Delivering Hope: FDR and Stamps of the Great Depression
National Postal Museum
Now - 6/6/10
Franklin D. Roosevelt, president during the Great Depression, used stamps to communicate with the American people. A stamp collector himself, he understood the power of visual imagery, and he changed the look of stamps to convey messages of hope, optimism and the solidity of the federal government. This exhibition offers novel insights into FDR's personality, his relationship with Postmaster General James A. Farley and his concern for the welfare of the American people.

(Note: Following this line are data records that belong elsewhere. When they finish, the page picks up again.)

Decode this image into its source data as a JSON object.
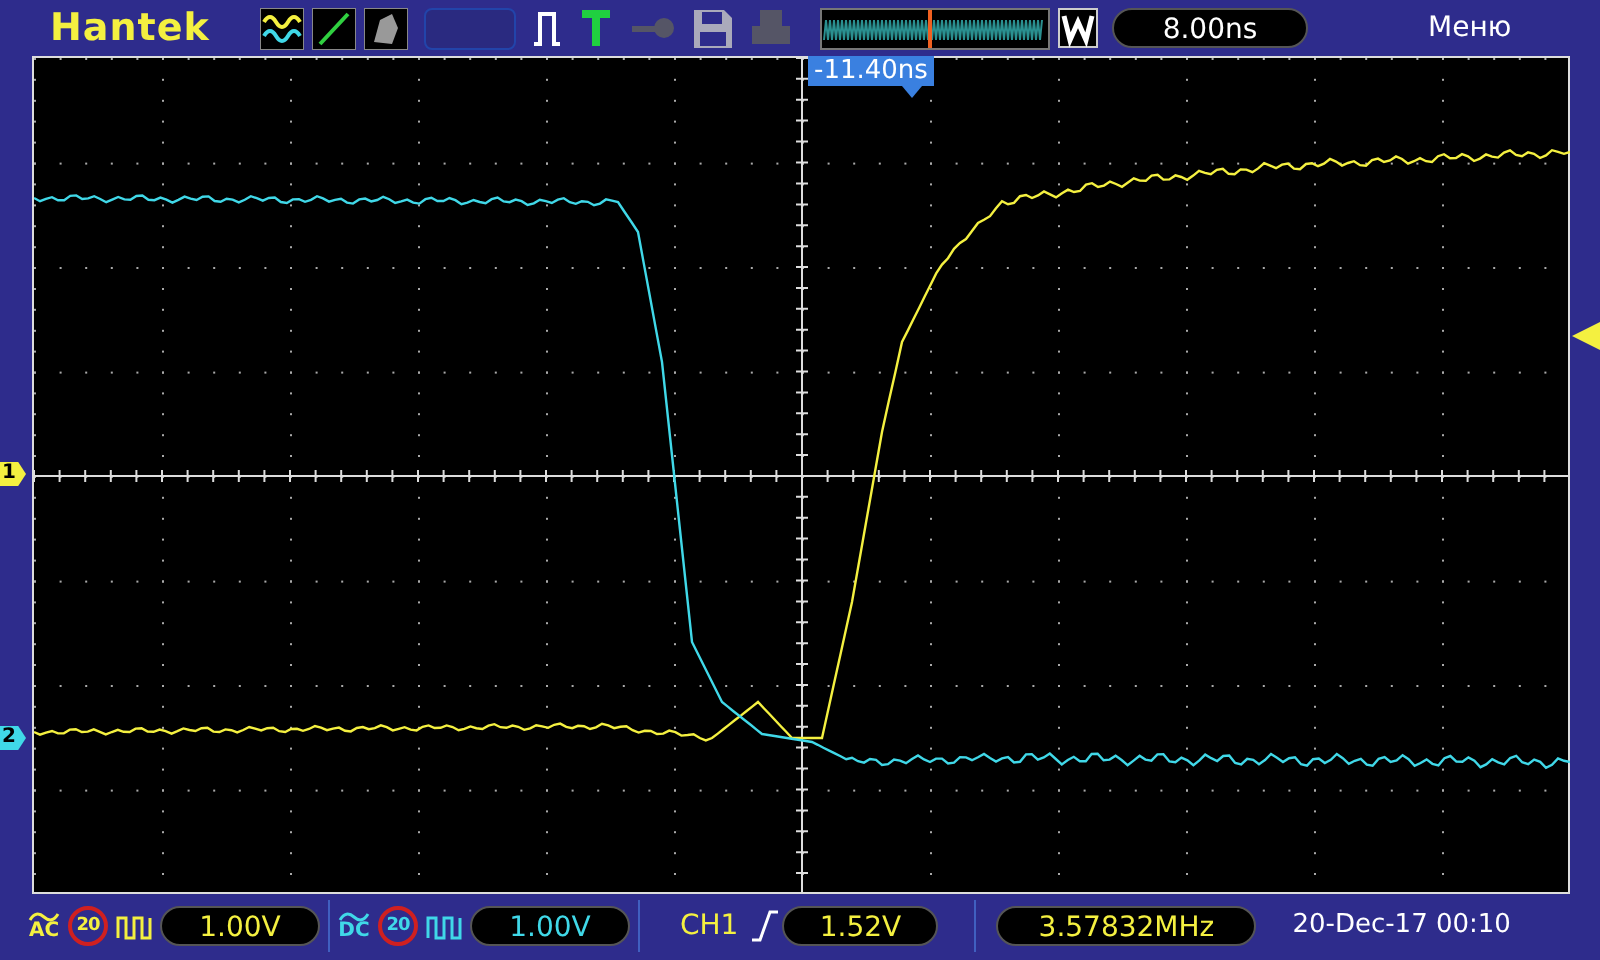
{
  "top_bar": {
    "brand": "Hantek",
    "timebase": "8.00ns",
    "menu": "Меню"
  },
  "trigger_position": "-11.40ns",
  "channels": [
    {
      "marker": "1",
      "color": "#f4f040",
      "coupling": "AC",
      "bandwidth_limit": "20",
      "scale": "1.00V"
    },
    {
      "marker": "2",
      "color": "#40d8e8",
      "coupling": "DC",
      "bandwidth_limit": "20",
      "scale": "1.00V"
    }
  ],
  "trigger": {
    "source": "CH1",
    "level": "1.52V"
  },
  "frequency": "3.57832MHz",
  "datetime": "20-Dec-17 00:10"
}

Grand Salon Installation – Paintings from the Smithsonian American Art Museum
Renwick Gallery of the Smithsonian American Art Museum
New Permanent Exhibition
A new installation of 70 paintings from the Smithsonian American Art Museum's collection will be on view indefinitely in the Grand Salon of the museum's branch, the Renwick Gallery. The installation features landscapes, portraits and allegorical works by 51 American artists from the 1840s to the 1930s. Many of these paintings have not been exhibited in a number of years. The room is installed salon style, with paintings hung one-atop-another and side by side.

1934: A New Deal for Artists
Smithsonian American Art Museum
Now – 01/03/10
This exhibition celebrates the 75th anniversary of the Public Works of Art Program by drawing on the Smithsonian American Art Museum's unparalleled collection of paintings created for the program, between December 1933 to June 1934. Artists participating in the federal program were encouraged to depict the American scene, but were free to portray any subject matter. The 56 paintings in the exhibition range from portraits to cityscapes and images of city life to landscapes and depictions of rural life. Created by artists from across the United States, the paintings are a lasting visual record of America at a specific moment in time.

Written in Bone: Forensic Files of the 17th-Century Chesapeake
National Museum of Natural History
Now – 02/06/11
Human anatomy and forensic investigation provide intriguing information on people and events of America's past. Learn how forensic anthropologists discover history through 17th-century bone biographies.

Presidents in Waiting
National Portrait Gallery
Now – 01/03/10
Fourteen vice presidents have become president either by winning election on their own, upon the death of an incumbent, or famously, by the resignation of the president. How has the office evolved over time? A video kiosk shows exclusive interviews with recent vice presidents.